Wilson called Drummond and his client's girlfriend to the stand during the one-day trial at the Cape Girardeau County Courthouse. Drummond told the court he had been out with friends in Cape Girardeau the night of the accident and decided to take a different route home due to bad weather. While navigating icy roads, Drummond testified, he missed a turn, attempted to turn around and drove into a culvert near Route Y and Cape Girardeau County Road 621. Drummond said he wasn't intoxicated when he drove into the culvert but was when emergency workers and authorities arrived.
He was stranded for more than two hours, according to Wilson. "It was the day before the Super Bowl and he had just done some shopping," Wilson said Monday. "It was 32 degrees or colder out and he had brandy in the car, so he kept warm." Drummond's girlfriend, Sacha Riney, told the court she received a text message on her cell phone the night of the accident, around 2 a.m., that said he was stuck in a ditch in the country and his phone battery was dying.
Missouri State Highway Patrol trooper Jeff McCullough, a witness called by assistant prosecuting attorney Julia Koester, said fire and other emergency personnel arrived on scene around 4 a.m.

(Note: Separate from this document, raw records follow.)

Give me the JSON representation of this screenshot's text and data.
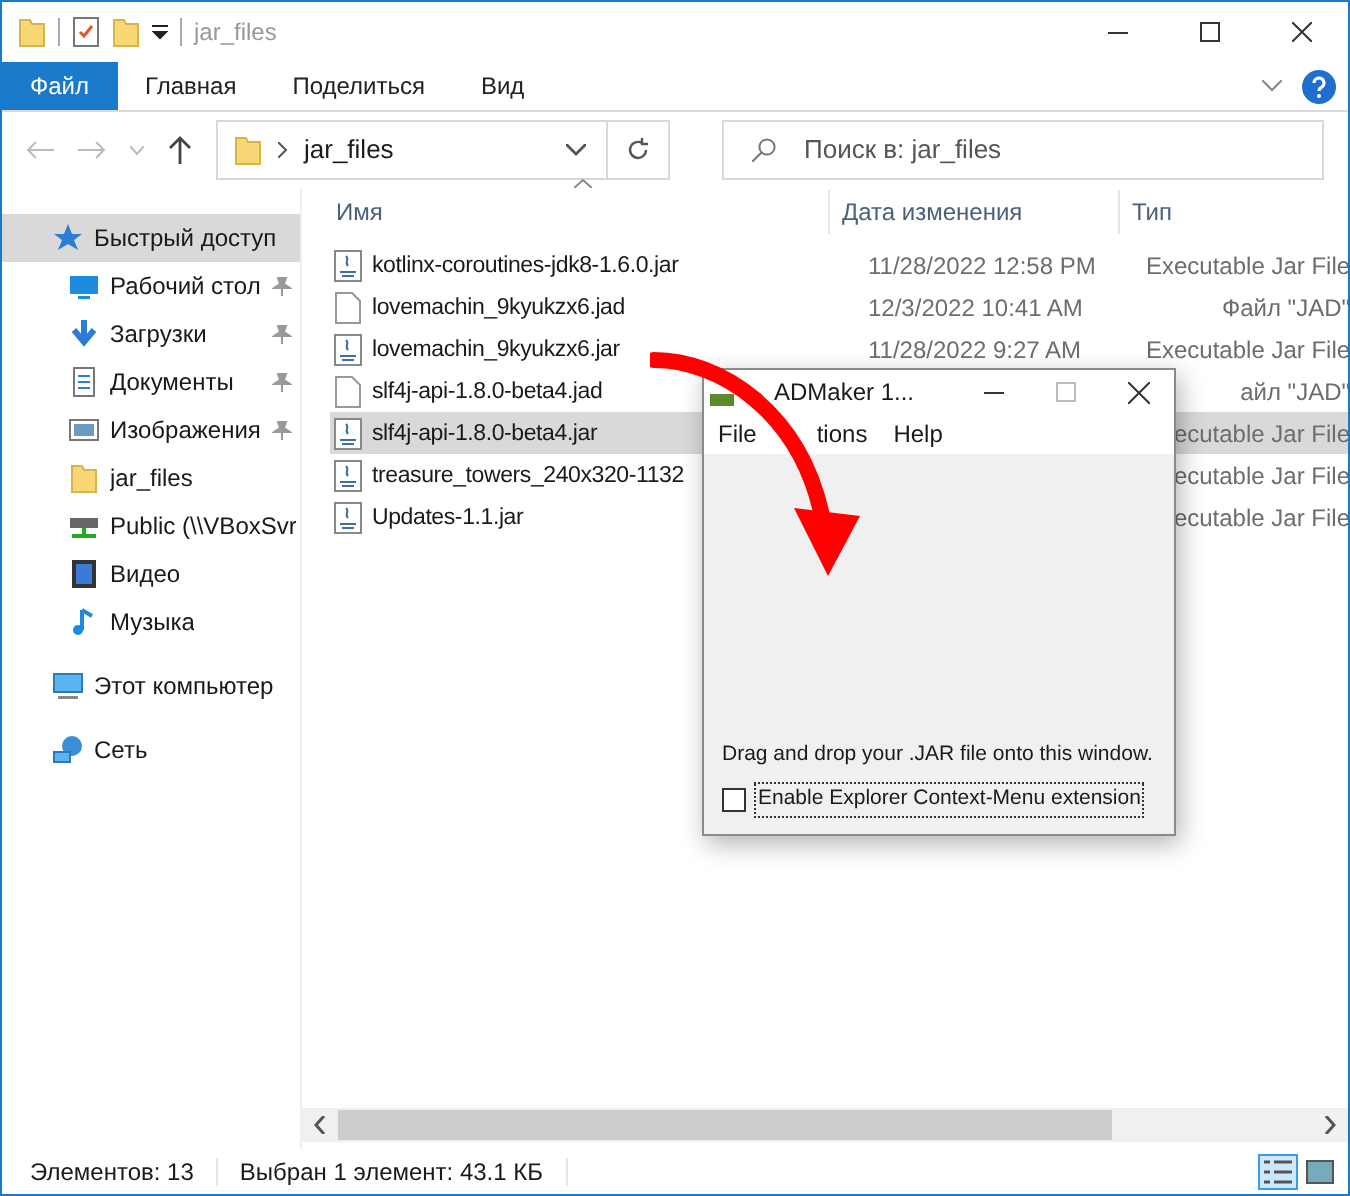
{
  "window": {
    "title": "jar_files"
  },
  "ribbon_tabs": [
    {
      "label": "Файл",
      "selected": true
    },
    {
      "label": "Главная",
      "selected": false
    },
    {
      "label": "Поделиться",
      "selected": false
    },
    {
      "label": "Вид",
      "selected": false
    }
  ],
  "address": {
    "path": "jar_files"
  },
  "search": {
    "placeholder": "Поиск в: jar_files"
  },
  "nav": [
    {
      "label": "Быстрый доступ",
      "kind": "star",
      "selected": true,
      "children": [
        {
          "label": "Рабочий стол",
          "kind": "desktop",
          "pinned": true,
          "selected": false
        },
        {
          "label": "Загрузки",
          "kind": "download",
          "pinned": true,
          "selected": false
        },
        {
          "label": "Документы",
          "kind": "document",
          "pinned": true,
          "selected": false
        },
        {
          "label": "Изображения",
          "kind": "picture",
          "pinned": true,
          "selected": false
        },
        {
          "label": "jar_files",
          "kind": "folder",
          "pinned": false,
          "selected": false
        },
        {
          "label": "Public (\\\\VBoxSvr",
          "kind": "drive",
          "pinned": false,
          "selected": false
        },
        {
          "label": "Видео",
          "kind": "video",
          "pinned": false,
          "selected": false
        },
        {
          "label": "Музыка",
          "kind": "music",
          "pinned": false,
          "selected": false
        }
      ]
    },
    {
      "label": "Этот компьютер",
      "kind": "computer",
      "selected": false
    },
    {
      "label": "Сеть",
      "kind": "network",
      "selected": false
    }
  ],
  "columns": [
    "Имя",
    "Дата изменения",
    "Тип"
  ],
  "files": [
    {
      "kind": "jar",
      "name": "kotlinx-coroutines-jdk8-1.6.0.jar",
      "date": "11/28/2022 12:58 PM",
      "type": "Executable Jar File",
      "selected": false
    },
    {
      "kind": "jad",
      "name": "lovemachin_9kyukzx6.jad",
      "date": "12/3/2022 10:41 AM",
      "type": "Файл \"JAD\"",
      "selected": false
    },
    {
      "kind": "jar",
      "name": "lovemachin_9kyukzx6.jar",
      "date": "11/28/2022 9:27 AM",
      "type": "Executable Jar File",
      "selected": false
    },
    {
      "kind": "jad",
      "name": "slf4j-api-1.8.0-beta4.jad",
      "type": "айл \"JAD\"",
      "selected": false
    },
    {
      "kind": "jar",
      "name": "slf4j-api-1.8.0-beta4.jar",
      "type": "ecutable Jar File",
      "selected": true
    },
    {
      "kind": "jar",
      "name": "treasure_towers_240x320-1132",
      "type": "ecutable Jar File",
      "selected": false
    },
    {
      "kind": "jar",
      "name": "Updates-1.1.jar",
      "type": "ecutable Jar File",
      "selected": false
    }
  ],
  "status_bar": {
    "count": "Элементов: 13",
    "selection": "Выбран 1 элемент: 43.1 КБ"
  },
  "views": [
    {
      "kind": "details",
      "selected": true
    },
    {
      "kind": "tiles",
      "selected": false
    }
  ],
  "dialog": {
    "title": "ADMaker 1...",
    "menu": [
      "File",
      "tions",
      "Help"
    ],
    "hint": "Drag and drop your .JAR file onto this window.",
    "checkbox": {
      "label": "Enable Explorer Context-Menu extension",
      "checked": false
    }
  }
}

They found Drummond unresponsive and stuck in a deep culvert at the end of a private driveway. The engine was running and the transmission was in park, testified Jeremy Laurentius, a volunteer county firefighter. Additionally, McCullough told the court that he administered a few sobriety tests at the scene, although Drummond refused some of the tests. McCullough also said that just after 5 a.m., when Drummond submitted to a breath test, his blood alcohol content was 0.148. If he had been found guilty, Drummond would have faced a sentence of up to one year in jail and a fine of $1,000.